うさぎさんの体表に、できものやしこりを発見した場合、その正体がまったくわからないと、不安になるでしょう。正体が予想できたとしても、家でしてあげられることは多くはないかもしれません。ですが、まったく予想がつかないよりも、漠然とでも予想できた方が、得体のわからない怖さからは解放されます。正体がわからなければ、どうしてあげるのがいいのか、判断が難しくもなります。正体が予想できれば、対応策もみつけやすくなります。

 

今回は、うさぎさんの皮膚のできもの(しこり)や、腫瘍で見かけることが多いものを、6パターンにわけて解説します。

 

まず1回目は膿瘍です。

① 膿瘍

うさぎさんの皮膚にできる、 できもの(しこり)の大部分がこの膿瘍です。

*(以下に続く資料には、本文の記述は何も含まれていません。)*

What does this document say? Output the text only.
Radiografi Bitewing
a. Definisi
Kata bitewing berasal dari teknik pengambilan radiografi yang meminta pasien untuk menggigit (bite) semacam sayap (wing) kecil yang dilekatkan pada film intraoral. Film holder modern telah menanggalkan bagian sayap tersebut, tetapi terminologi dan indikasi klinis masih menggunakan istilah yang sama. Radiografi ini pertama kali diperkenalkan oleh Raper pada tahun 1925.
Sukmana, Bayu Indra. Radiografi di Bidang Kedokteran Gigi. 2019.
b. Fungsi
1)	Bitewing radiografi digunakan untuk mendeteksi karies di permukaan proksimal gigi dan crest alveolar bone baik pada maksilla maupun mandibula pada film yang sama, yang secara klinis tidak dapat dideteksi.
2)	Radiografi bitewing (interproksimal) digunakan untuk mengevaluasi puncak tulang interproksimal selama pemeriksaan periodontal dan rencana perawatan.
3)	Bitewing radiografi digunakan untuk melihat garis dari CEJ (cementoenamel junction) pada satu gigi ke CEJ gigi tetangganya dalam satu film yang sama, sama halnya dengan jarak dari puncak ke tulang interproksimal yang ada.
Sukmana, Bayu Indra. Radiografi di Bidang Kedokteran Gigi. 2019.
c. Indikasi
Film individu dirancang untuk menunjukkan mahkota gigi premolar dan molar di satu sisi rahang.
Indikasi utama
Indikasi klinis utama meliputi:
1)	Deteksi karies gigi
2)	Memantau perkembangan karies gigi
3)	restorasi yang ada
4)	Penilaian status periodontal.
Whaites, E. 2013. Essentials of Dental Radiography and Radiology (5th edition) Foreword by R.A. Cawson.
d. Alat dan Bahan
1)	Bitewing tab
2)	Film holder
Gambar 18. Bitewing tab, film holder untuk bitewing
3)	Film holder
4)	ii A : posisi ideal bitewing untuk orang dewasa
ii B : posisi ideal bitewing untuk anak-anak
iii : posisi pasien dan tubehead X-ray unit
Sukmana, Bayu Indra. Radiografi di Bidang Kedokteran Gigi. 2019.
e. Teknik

膿瘍は全身の皮膚に発生しますが、顔面周囲に非常によく発生します。膿瘍は表在性膿瘍と深在性膿瘍に分類されます。表在性膿瘍は字の表す通り、表層に発生します。深在性膿瘍は組織の深部に形成されます。表在性は外科処置で完治することがほとんどですが、深在性膿瘍はほとんどの場合、一般的な治療では再発します。

 

表在性膿瘍では、できものを持つと動かすことができ、できものの輪郭が皮膚を通して感知できます。それに対し、深在性膿瘍では、できものは深部に固定されていて、動かすことはできずに、輪郭ははっきりと感知できません。

 

初期には元気食欲がありますが、治療をせずに放置すると、敗血症から肝炎や腎炎に進行します。そして食欲不振や衰弱がみられるようになります。顔の、特に口回り、顎と頬と目の下のできものは膿瘍を強く疑ってください。